Os benefícios de regular a inteligência artificial e quais diretrizes estabelecer para o uso da tecnologia ainda não estão claros para as empresas de telecom, afirmam representantes do setor.
No segmento, a preocupação está muito mais atrelada à usabilidade do que na definição de regras, afirma o chief innovation & digital officer da Claro, Rodrigo Duclos, em debate sobre IA e segurança cibernética promovido pelo escritório de advocacia Machado Meyer em parceria com a Alvarez & Marsal nesta terça-feira, 4.
"Eu sinto que é muito cedo ainda para se definir regras. Está todo mundo tateando, tentando aprender o que é, como usar, como vai evoluir e como é que a gente vai usar isso na produtividade da empresa, que acaba se transformando em benefício para a cliente", afirmou Duclos.
"A gente corre o risco sempre de inibir a experimentação e a criatividade quando revisa sem saber exatamente o que está regulando", completou.
"Janela de oportunidades"
Natasha Nunes, diretora jurídica, tributária e gestão da Conexis, entidade que representa as principais operadoras do país, concorda que há riscos.
Para ela, o País vive uma "janela de oportunidades" com a regulação para o uso e desenvolvimento de IA aprovada na União Europeia, o que coloca o Brasil sob pressão para a definição de diretrizes.
"Quando a gente ouve os propulsores (as empresas) que estão no dia a dia, ainda não está claro exatamente o que está sendo regulado", diz Nunes. "Se a gente observa todas as teorias do direito da regulação, a gente vai tentar prever uma regulação que abrange toda a questão da inteligência artificial, que ainda não entendemos tanto."
Contribui para essa pressão por novas regras a polarização e a disputa política no País e no mundo. Neste sentido, há atores importantes, como o Judiciário, que tem um papel ativo sobre o controle das redes, e o Legislativo, que de um projeto de lei mais permissivo, em 2021, passou a trabalhar para ter um controle maior a partir do PL 2338/2023, de autoria do senador Rodrigo Pacheco (PSD-MG), afirma.

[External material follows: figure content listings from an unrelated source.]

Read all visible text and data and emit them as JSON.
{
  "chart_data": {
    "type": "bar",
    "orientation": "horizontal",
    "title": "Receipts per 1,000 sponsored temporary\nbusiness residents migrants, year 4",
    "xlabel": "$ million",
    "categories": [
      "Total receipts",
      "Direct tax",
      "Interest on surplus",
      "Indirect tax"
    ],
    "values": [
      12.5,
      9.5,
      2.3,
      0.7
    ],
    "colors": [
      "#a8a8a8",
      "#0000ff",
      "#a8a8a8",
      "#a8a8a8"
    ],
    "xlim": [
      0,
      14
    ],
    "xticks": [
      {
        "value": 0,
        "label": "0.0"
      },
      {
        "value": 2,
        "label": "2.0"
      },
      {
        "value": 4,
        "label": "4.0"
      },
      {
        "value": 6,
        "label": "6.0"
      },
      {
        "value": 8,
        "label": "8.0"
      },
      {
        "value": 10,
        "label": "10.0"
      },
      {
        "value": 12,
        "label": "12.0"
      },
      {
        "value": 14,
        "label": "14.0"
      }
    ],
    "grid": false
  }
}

Além disso, as discussões devem passar pelos diferentes níveis de maturidade das empresas e segmentos da economia, acrescenta a diretora da Conexis. "Os setores regulados já têm agências prontas para aplicar a regulação. E os setores não regulados, que muitas vezes é onde hoje estão os maiores riscos do uso da inteligência artificial, quando eles estarão prontos?", questiona.
Regulação própria
Para a sócia de direito digital e proteção de dados do Machado Meyer, Juliana Abrusio, adotar em território brasileiro a legislação aprovada na União Europeia sem observar a realidade local será uma "falha grande". Ela diz que é necessário buscar um equilíbrio entre a promoção da inovação e as responsabilidades de uso das aplicações.
"A gente vê como a está funcionando a inteligência artificial nos operadores, dentro da sua empresa, o que estão fazendo e seguindo, para entender quais são esses efeitos. Com um olhar mais maduro e mais rico, o regulador vai estabelecer uma lei", afirma Abrusio. "Quando o regulador estabelece uma lei, é top-down (passa a ser obrigatório)", completa.

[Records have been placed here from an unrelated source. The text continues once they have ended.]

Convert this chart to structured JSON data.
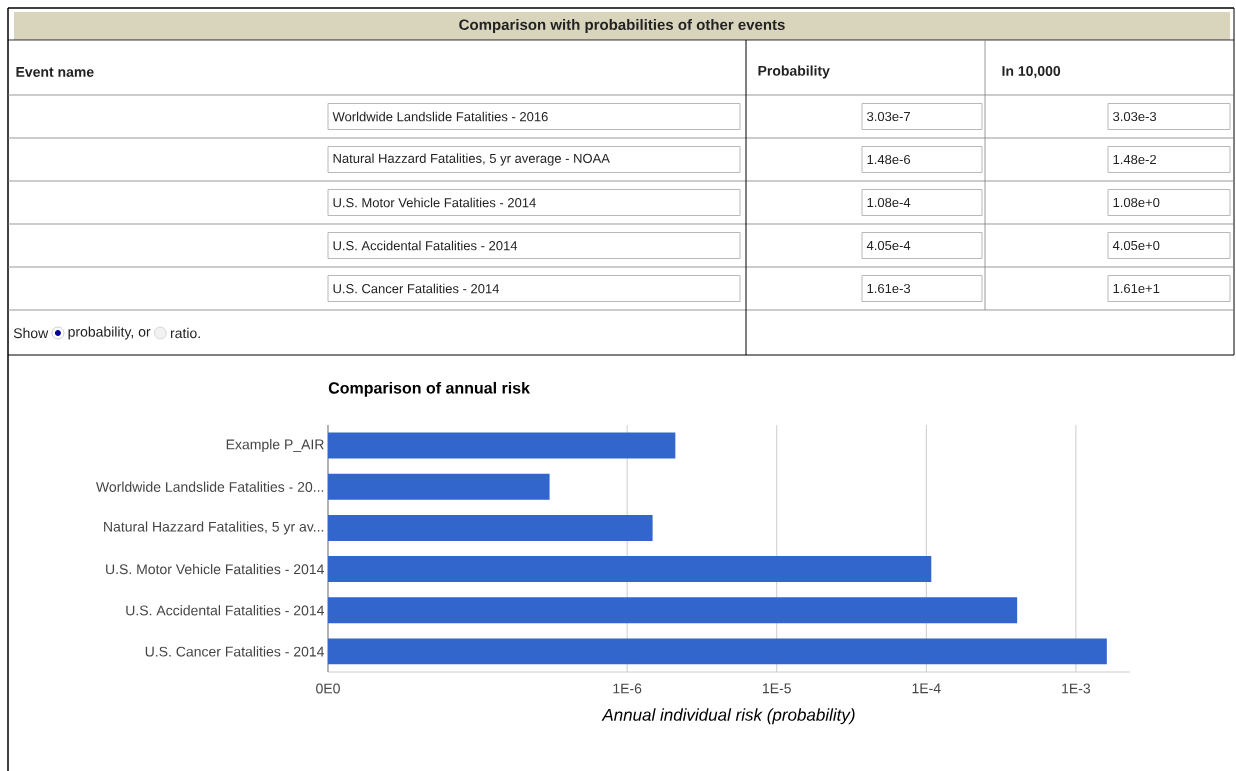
{
  "chart_data": [
    {
      "type": "other",
      "title": "Comparison with probabilities of other events",
      "annotations": [
        "Event name",
        "Probability",
        "In 10,000",
        "Worldwide Landslide Fatalities  - 2016",
        "3.03e-7",
        "3.03e-3",
        "Natural Hazzard Fatalities, 5 yr average - NOAA",
        "1.48e-6",
        "1.48e-2",
        "U.S. Motor Vehicle Fatalities - 2014",
        "1.08e-4",
        "1.08e+0",
        "U.S. Accidental Fatalities - 2014",
        "4.05e-4",
        "4.05e+0",
        "U.S. Cancer Fatalities - 2014",
        "1.61e-3",
        "1.61e+1",
        "Show",
        "probability, or",
        "ratio."
      ]
    },
    {
      "type": "bar",
      "orientation": "horizontal",
      "title": "Comparison of annual risk",
      "xlabel": "Annual individual risk (probability)",
      "categories": [
        "Example P_AIR",
        "Worldwide Landslide Fatalities  - 20...",
        "Natural Hazzard Fatalities, 5 yr av...",
        "U.S. Motor Vehicle Fatalities - 2014",
        "U.S. Accidental Fatalities - 2014",
        "U.S. Cancer Fatalities - 2014"
      ],
      "values": [
        2.1e-06,
        3.03e-07,
        1.48e-06,
        0.000108,
        0.000405,
        0.00161
      ],
      "color": "#3366cc",
      "log": "x",
      "grid": "x",
      "xlim": [
        1e-08,
        0.0023
      ],
      "xticks": [
        {
          "value": 1e-08,
          "label": "0E0"
        },
        {
          "value": 1e-06,
          "label": "1E-6"
        },
        {
          "value": 1e-05,
          "label": "1E-5"
        },
        {
          "value": 0.0001,
          "label": "1E-4"
        },
        {
          "value": 0.001,
          "label": "1E-3"
        }
      ]
    }
  ]
}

Enquanto uma legislação não é aprovada, a sócia do Machado Meyer entende que os consumidores estão protegidos de eventuais posturas inadequadas das empresas por meio de mecanismos como o Código de Defesa do Consumidor ou a Lei Geral de Proteção de Dados (LGPD), por exemplo.
Cuidados
O especialista em regulação e assessor do superintendente executivo da Anatel, Andrey Perez, explica que uma das preocupações do órgão regulador diz respeito à segurança na utilização da tecnologia.
"A norma de cibersegurança está em processo de revisão pelo conselheiro Alexandre [Freire, da Anatel]. Ele está tentando se antecipar às principais tendências e necessidades, e uma das conclusões desse primeiro diagnóstico foi da variedade e heterogeneidade da cibersegurança", afirmou, a respeito da tomada de subsídios pela agência.
A pedido de algumas associações setoriais de telecom, a Anatel inclusive adiou até o dia 24 de julho a consulta pública que trata de inteligência artificial.
Já Tiago Maranhão, diretor de conteúdo da Vibra, spin off de tecnologia do Grupo Bandeirantes, tem uma visão diferente. Ele diz que é necessário novas regras o quanto antes. "Ao mesmo tempo que é cedo, tudo é muito acelerado".
Segundo Maranhão, o risco é cometer erros do passado que poderiam ter sido evitados no caso das mídias sociais. "A gente está falando de danos pessoais, como espalhar fake news e manipulação de uma série de coisas bem sérias."